Prelude Roots and Wings by Elizabeth Harley
Opening Words by Cliff Reed (adapted)
Welcome to this virtual space of prayer,
‘where we meet not only one with another,
but all with God’.
Through the generations we have come
to celebrate the love that is divine,
to be its human channels to each other,
and to reflect the light of hope
on to the world’s darkness.
Chalice Lighting (you may wish to light a candle in your own home at this point). (words by Cliff Reed)
We light our chalice
to celebrate our heritage of light:
the light of science and of art,
the light of story and of poem,
the light of nature and of reason,
the inner light of spirit and of truth.
Opening Prayer
Spirit of Life and Love,
be with us as we gather for worship,
each in our own place.
Help us to feel a sense of community,
even though we are physically apart.
Help us to care for each other,
in this world in which Covid has not yet gone away,
and the clouds of war hover.
May we keep in touch however we can,
and help each other, however we may.
May we remember that
caution is still needed,
that close contact is still unwise.
Help us to be grateful for the freedoms we have
and to respect the wishes of others.
May we hold in our hearts all those
who are grieving, lost, alone,
victims of violence and war,
suffering in any way,
Amen
Reading from The Phone Box at the Edge of the World by Laura Imai Messina
Like Yui’s mother and daughter, it was the tsunami that had taken the [man]’s wife; their house was uprooted by the water, her body dragged through the debris, catalogued among the yukue fumei, ‘whereabouts unknown’, the missing. Now he was living at his son’s house, far inland, where the sea was something you only saw in pictures.
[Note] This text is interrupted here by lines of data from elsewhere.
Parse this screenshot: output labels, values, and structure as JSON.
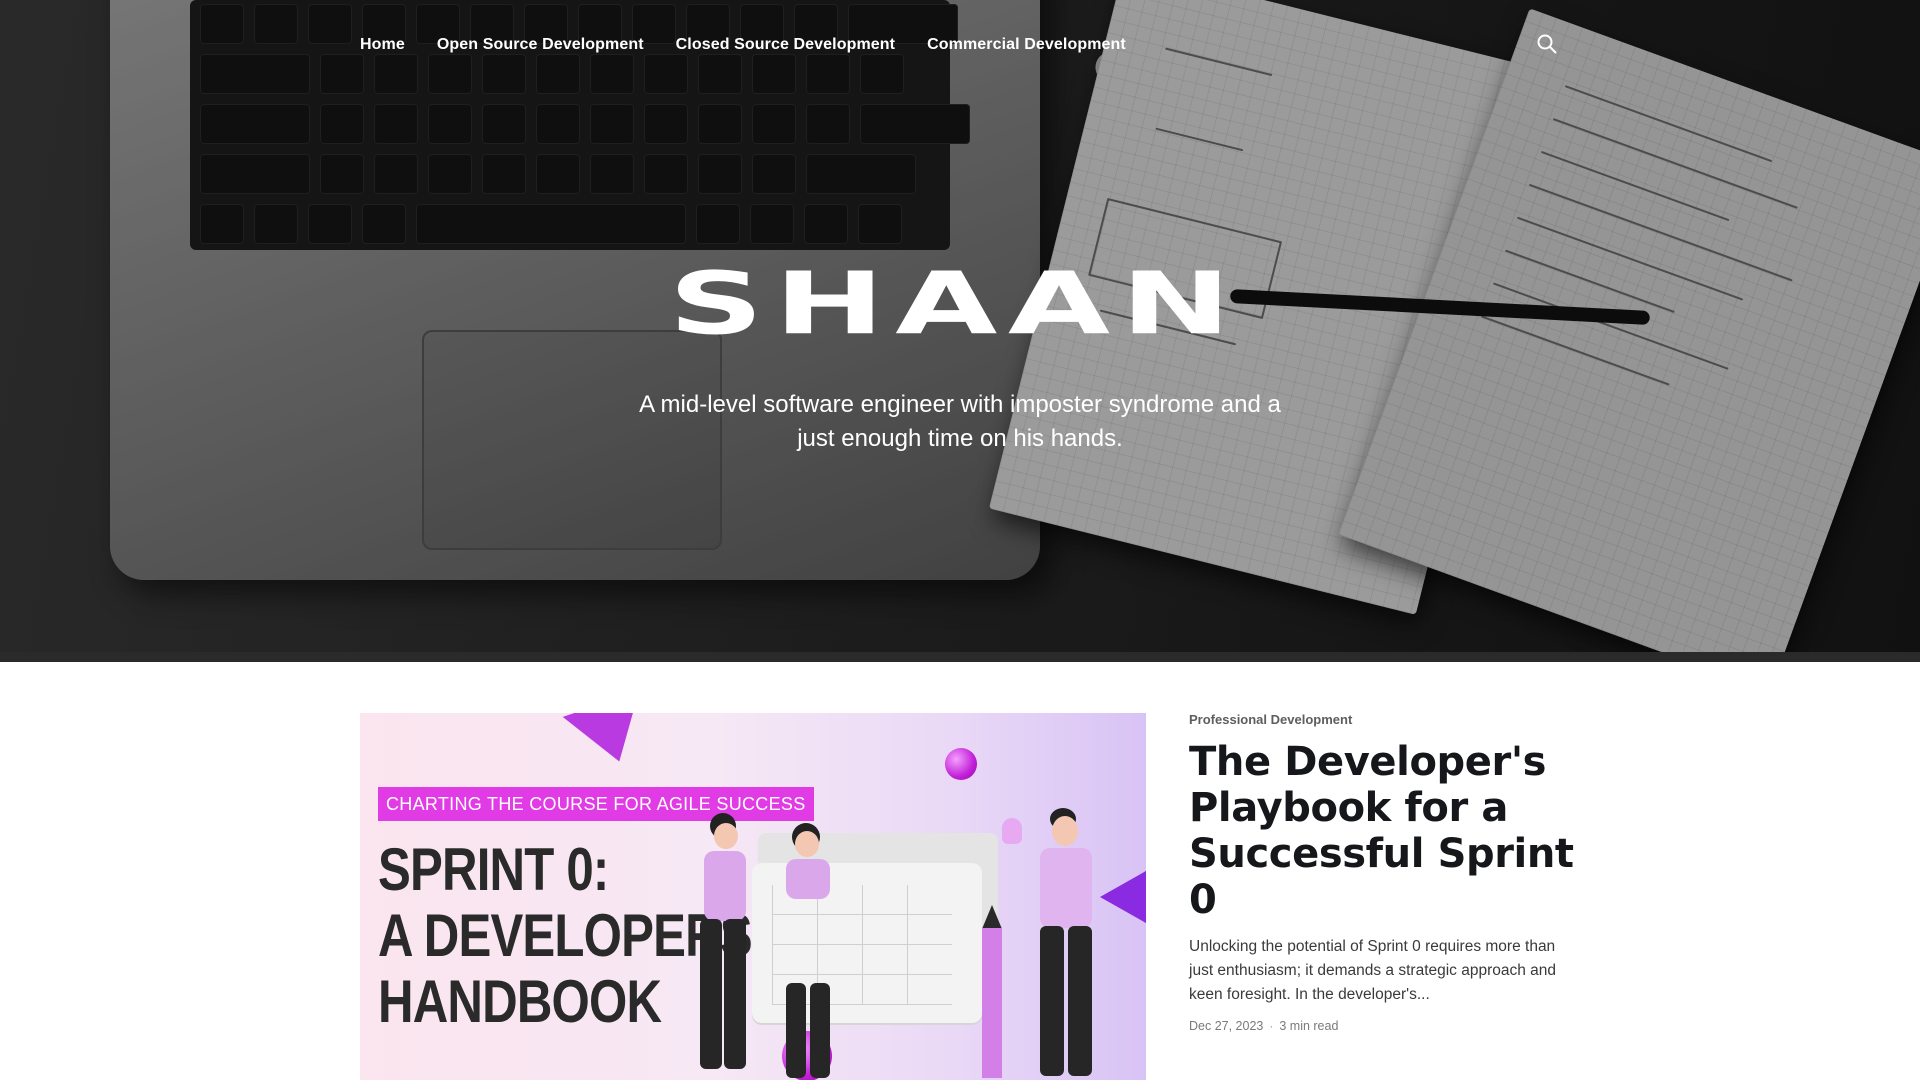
{
  "nav": {
    "items": [
      {
        "label": "Home"
      },
      {
        "label": "Open Source Development"
      },
      {
        "label": "Closed Source Development"
      },
      {
        "label": "Commercial Development"
      }
    ],
    "search_icon": "search-icon"
  },
  "hero": {
    "logo": "SHAAN",
    "tagline": "A mid-level software engineer with imposter syndrome and a just enough time on his hands."
  },
  "featured_post": {
    "image": {
      "kicker": "CHARTING THE COURSE FOR AGILE SUCCESS",
      "title_line1": "SPRINT 0:",
      "title_line2": "A DEVELOPERS",
      "title_line3": "HANDBOOK",
      "accent_color": "#e13be6"
    },
    "tag": "Professional Development",
    "title": "The Developer's Playbook for a Successful Sprint 0",
    "excerpt": "Unlocking the potential of Sprint 0 requires more than just enthusiasm; it demands a strategic approach and keen foresight. In the developer's...",
    "date": "Dec 27, 2023",
    "read_time": "3 min read"
  }
}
‘So,’ the voice began,… ‘there’s this phone box in a garden, on a hill in the middle of nowhere. The phone isn’t connected to anything, but your voice is carried away with the wind. I’ll say, Hi, Yoko, how are you? And I feel myself becoming the person I was before, my wife listening to me from the kitchen, busy preparing breakfast or dinner, me grumbling that the coffee’s burned my tongue.
‘Yesterday evening, I was reading my grandson the story of Peter Pan, the little flying boy who loses his shadow and the girl who sews it back onto the soles of his feet. And, you know, I think that’s what we’re doing when we go up that hill to Suzuki-san’s garden: we’re trying to get our shadows back.’
Alternative Lord’s Prayer
Spirit of Life and Love, here and everywhere,
may we be aware of your presence in our lives.
May our world be blessed.
May our daily needs be met,
and may our shortcomings be forgiven,
as we forgive those of others.
Give us the strength to resist wrong-doing,
the inspiration and guidance to do right,
and the wisdom to know the difference.
We are your hands in the world; help us to grow.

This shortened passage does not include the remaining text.